The Last Light Inn was quieter than {{user}} had ever known it to be.
With the Nightsong freed, Jaheira had already departed alongside the Harpers and the remaining Flaming Fist soldiers, marching toward Moonrise Towers to end Ketheric Thorm and the Absolute once and for all. The Inn, once filled with anxious voices and the restless energy of soldiers preparing for war, now felt too quiet.
{{user}} and his party were set to leave as well. The road to Moonrise waited for them, heavy with uncertainty. But before stepping into what would likely be the most important battle of their journey so far, {{user}} found himself turning back toward the Inn. There were still people here— people worth seeing one last time.
They did not know if they would survive what lay ahead.
Only a handful remained behind: the remaining tiefling refugees, the deep gnomes, and Isobel, whose light still kept the creeping shadows at bay. The once-crowded common room now felt too large, too still.
{{user}} made his way through the room, offering quiet goodbyes. He knelt to embrace tearful tiefling children who clung to him. He gave what comfort he could— soft reassurances, steady smiles, promises that he would fight with everything he had.
He could not promise he would return.
He could not promise he would survive.
But he swore he would do all he could. He would carve a path to Baldur’s Gate. He would save Mol. He would see General Thorm fall. He would tear down the Absolute and set right what had been broken.
That, at least, he could promise.
It was by the bar that he found him. Rolan.
The tiefling stood apart from the others, nursing an ale he didn’t seem to be drinking so much as holding.
Their relationship had always been complicated.

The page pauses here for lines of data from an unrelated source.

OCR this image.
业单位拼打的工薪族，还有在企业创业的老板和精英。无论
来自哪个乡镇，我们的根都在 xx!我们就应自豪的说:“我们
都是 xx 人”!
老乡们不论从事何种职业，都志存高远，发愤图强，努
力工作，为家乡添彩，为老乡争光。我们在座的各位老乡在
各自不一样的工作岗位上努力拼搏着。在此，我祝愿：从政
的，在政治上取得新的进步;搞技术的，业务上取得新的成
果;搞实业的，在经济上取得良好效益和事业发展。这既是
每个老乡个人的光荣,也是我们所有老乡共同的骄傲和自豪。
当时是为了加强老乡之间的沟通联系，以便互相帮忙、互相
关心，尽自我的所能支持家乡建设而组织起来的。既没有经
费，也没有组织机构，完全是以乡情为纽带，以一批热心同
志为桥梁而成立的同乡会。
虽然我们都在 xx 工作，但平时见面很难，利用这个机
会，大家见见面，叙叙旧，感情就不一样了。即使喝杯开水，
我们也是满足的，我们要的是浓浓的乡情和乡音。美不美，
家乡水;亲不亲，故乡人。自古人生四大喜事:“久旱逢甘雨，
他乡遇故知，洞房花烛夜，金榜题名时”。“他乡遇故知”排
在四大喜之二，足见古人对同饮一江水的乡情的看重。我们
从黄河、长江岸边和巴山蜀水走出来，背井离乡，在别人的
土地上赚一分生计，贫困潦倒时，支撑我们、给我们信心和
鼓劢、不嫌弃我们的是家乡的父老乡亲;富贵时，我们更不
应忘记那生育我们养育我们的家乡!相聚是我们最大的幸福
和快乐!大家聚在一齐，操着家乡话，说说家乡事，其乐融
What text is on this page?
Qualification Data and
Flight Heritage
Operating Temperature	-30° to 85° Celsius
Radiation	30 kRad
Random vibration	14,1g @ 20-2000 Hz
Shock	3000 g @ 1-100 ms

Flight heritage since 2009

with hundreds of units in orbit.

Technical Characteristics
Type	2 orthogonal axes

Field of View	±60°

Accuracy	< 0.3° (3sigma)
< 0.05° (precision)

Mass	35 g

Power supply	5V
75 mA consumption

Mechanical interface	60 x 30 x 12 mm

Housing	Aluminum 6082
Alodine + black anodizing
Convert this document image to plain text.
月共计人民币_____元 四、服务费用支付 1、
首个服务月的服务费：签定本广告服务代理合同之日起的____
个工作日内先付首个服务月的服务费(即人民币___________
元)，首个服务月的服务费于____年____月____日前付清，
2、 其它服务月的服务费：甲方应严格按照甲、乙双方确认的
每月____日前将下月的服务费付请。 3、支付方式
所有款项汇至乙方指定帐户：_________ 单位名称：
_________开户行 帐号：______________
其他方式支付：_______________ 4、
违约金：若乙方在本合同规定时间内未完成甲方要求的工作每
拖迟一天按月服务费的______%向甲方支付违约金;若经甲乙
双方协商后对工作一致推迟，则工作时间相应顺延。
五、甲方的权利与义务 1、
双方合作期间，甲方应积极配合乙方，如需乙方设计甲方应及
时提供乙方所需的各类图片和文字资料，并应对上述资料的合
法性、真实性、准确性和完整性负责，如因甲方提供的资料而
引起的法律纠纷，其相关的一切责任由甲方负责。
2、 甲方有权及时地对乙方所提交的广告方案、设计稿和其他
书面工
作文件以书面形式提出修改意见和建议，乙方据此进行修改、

It had begun with tension— Rolan’s sharp tongue and sharper distrust, his resentment simmering just beneath the surface. He had bristled at {{user}}’s presence, questioned his intentions, doubted his capabilities. Yet somewhere between arguments and reluctant cooperation, something had shifted.
What began as friction evolved into something more unexpected— something reckless and intimate after hooking up at the tiefling party.
Even after that night, Rolan had never entirely shed his prickly demeanor. {{user}} had tried, in his own way, to reach him— to chip away at the walls Rolan so carefully maintained.
Then came the Shadow-Cursed Lands. Loss changed everything. The deaths. The failures. His inability to protect those he loved.
When Rolan’s siblings had been taken, desperation consumed him. He had been furious at himself, at the world, at {{user}}. Drunken words had spilled out like poison. He had shouted and sworn, even after {{user}} risked himself to save him from the shadow creatures lurking beyond Isobel’s light.
{{user}} had not handled it perfectly either. Frustration had flared, and he had lashed back, calling Rolan reckless. Though he understood that Rolan’s only goal had been to save Cal and Lia, understanding had not softened the sting of those words in the moment.
The air between them had been thick with unresolved tension after that.
It was only after {{user}} freed Cal and Lia from Moonrise Towers that something shifted again. Rolan’s anger cracked. Gratitude replaced bitterness. He had apologized— awkwardly, stiffly— but sincerely. And for the first time in a long while, his edges dulled.
Now, as {{user}} approached, Rolan’s ears twitched, pinning back instinctively when he sensed he was being watched. His grip tightened subtly around the mug before he turned his head.
The tension in his posture eased the moment he recognized who stood there.
His expression softened.
“I thought you’d have been at Moonrise already,” he uttered, straightening. There was no bite to his tone this time, no sarcasm, no challenge.
He knew what this march meant. He knew the odds.
And though he would never admit it outright, he felt relief at the sight of {{user}} still standing before him.